A new report from ABC News 7 in San Francisco revealed where many stolen electronic devices, including cameras, are being sold. It’s a good reminder that expensive camera gear is very easy for thieves to sell, which makes it such a tempting target. You can watch the full video to see it all in action, but more importantly, we’ve rounded up our top tips for protecting your kit.
What’s going on in San Francisco?
Whether it’s a lot of media coverage or real underlying social issues, San Francisco seems to have an outsized camera theft problem. It’s not that photographers aren’t in danger everywhere, but in San Francisco they seem to be targeted more deliberately.
Here has PopPhoto, we covered a photographer who was followed home from the Golden Gate Bridge and robbed at gunpoint just a few months ago. Our colleagues from Petapixel have given even more attention to the issue, covering the Canadian film crew who were robbed at gunpoint last month, a San Francisco Chronicle a photographer who was robbed (also at gunpoint) while on assignment, and a woman who was shot after refusing to give up her camera gear, all during from last year. A Petapixel contributor even had his camera stolen while filming.
The report of ABC 7 adds an important piece of context to it all. This shows how easy it is for thieves to sell stolen cameras, laptops and other expensive electronics on the side of the road, sometimes within an hour of the theft. Unfortunately, it also shows how little the police can do about it. It’s no wonder photographers, who can easily carry thousands of dollars worth of equipment, are such lucrative potential targets.
Your equipment is not worth your life
No photographic equipment is worth losing your life. As a European, one of the things I find most disturbing about all reports of camera thefts in San Francisco is that many involve a firearm. Just in the stories linked above, one person was shot and another was shot by family members. It’s hard to deny that, especially in the United States, there is a very real risk of being injured when camera equipment is stolen. If someone threatens you, put your gear back on and leave.

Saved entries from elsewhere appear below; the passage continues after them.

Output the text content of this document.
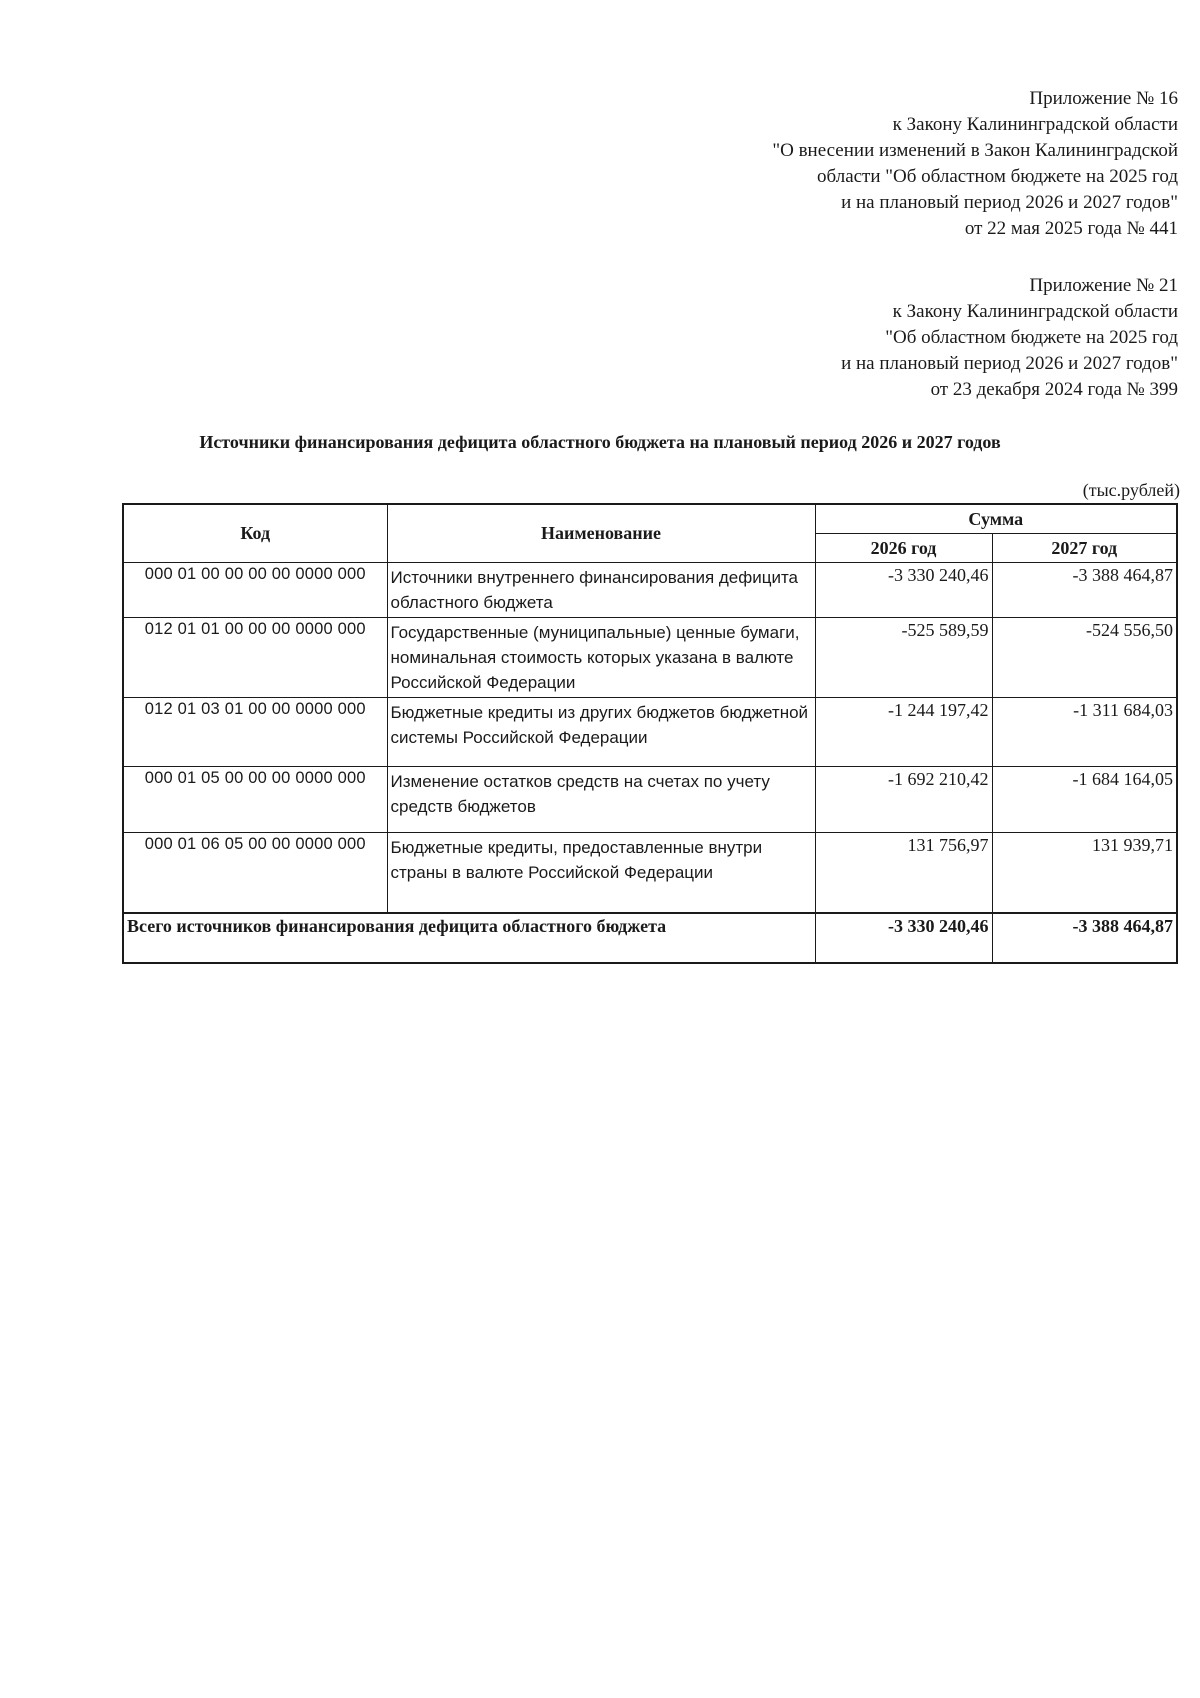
Приложение № 16
к Закону Калининградской области
"О внесении изменений в Закон Калининградской
области "Об областном бюджете на 2025 год
и на плановый период 2026 и 2027 годов"
от 22 мая 2025 года № 441
Приложение № 21
к Закону Калининградской области
"Об областном бюджете на 2025 год
и на плановый период 2026 и 2027 годов"
от 23 декабря 2024 года № 399
Источники финансирования дефицита областного бюджета на плановый период 2026 и 2027 годов
(тыс.рублей)
Код	Наименование	Сумма	
		2026 год	2027 год
000 01 00 00 00 00 0000 000	Источники внутреннего финансирования дефицита областного бюджета	-3 330 240,46	-3 388 464,87
012 01 01 00 00 00 0000 000	Государственные (муниципальные) ценные бумаги, номинальная стоимость которых указана в валюте Российской Федерации	-525 589,59	-524 556,50
012 01 03 01 00 00 0000 000	Бюджетные кредиты из других бюджетов бюджетной системы Российской Федерации	-1 244 197,42	-1 311 684,03
000 01 05 00 00 00 0000 000	Изменение остатков средств на счетах по учету средств бюджетов	-1 692 210,42	-1 684 164,05
000 01 06 05 00 00 0000 000	Бюджетные кредиты, предоставленные внутри страны в валюте Российской Федерации	131 756,97	131 939,71
Всего источников финансирования дефицита областного бюджета		-3 330 240,46	-3 388 464,87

Similarly, very few photographs are worth risking your life or equipment. The point of this article isn’t to say “nobody should take pictures in San Francisco”, but it’s pretty clear that popular photography spots, like the parks overlooking the Golden Gate Bridge, are riskier environments, and so you should weigh your options when planning your shots. If something is wrong, walk away.
How to protect your camera gear
Whether you’re in San Francisco or any other city, there are simple, common-sense steps you can take to reduce your risk of being robbed. I’ve traveled to the US, Mexico, Europe and Southeast Asia with my camera gear and never had anything stolen.
Be discreet. Do not advertise that you are a photographer. If you’re in a busy or potentially dangerous environment, don’t keep your camera outside. You might miss a few shots, but you reduce your chances of being robbed.
Hide valuables. Don’t use an obvious camera bag and, if possible, hide other gear like tripods. A normal looking messenger bag – I use the Peak Design Everyday Messenger – fits better in most places. When I bring a tripod, I often wrap it in a sweatshirt.
Hide the mark. If you shoot with particularly valuable equipment, such as a Leica or Hasselblad, cover the logos with masking tape. It won’t prevent a theft, but it will make it look like you’re carrying hundreds or thousands of dollars worth of gear, not potentially tens of thousands of dollars.
Wear selectively. Don’t bring all your gear everywhere. If you know you probably won’t need a certain lens or your flashes, leave them at home. At least if you get robbed you won’t lose everything.
Downgrade your kit. Bring an old camera as a travel camera. I still shoot with a Canon 5D Mark III, but when I upgrade to an EOS R I’ll keep it as a drum camera for riskier situations.
Pay attention to your surroundings. It’s easy to get caught up in working on an image, so be sure to keep checking your surroundings. If someone seems to be paying you too much attention, walk away.
Don’t shoot alone. Go with your partner, a friend or another photographer. You will be less of a target and someone is there to help you if things go wrong.
Insure your equipment. You may need specialist camera insurance to cover everything, but if you shoot a lot it may be worth it. At least this way, if disaster strikes, you can recover.
And no matter what, don’t take any silly risks, don’t try to defend your camera gear, and if someone points a gun at you, give them your camera and walk away.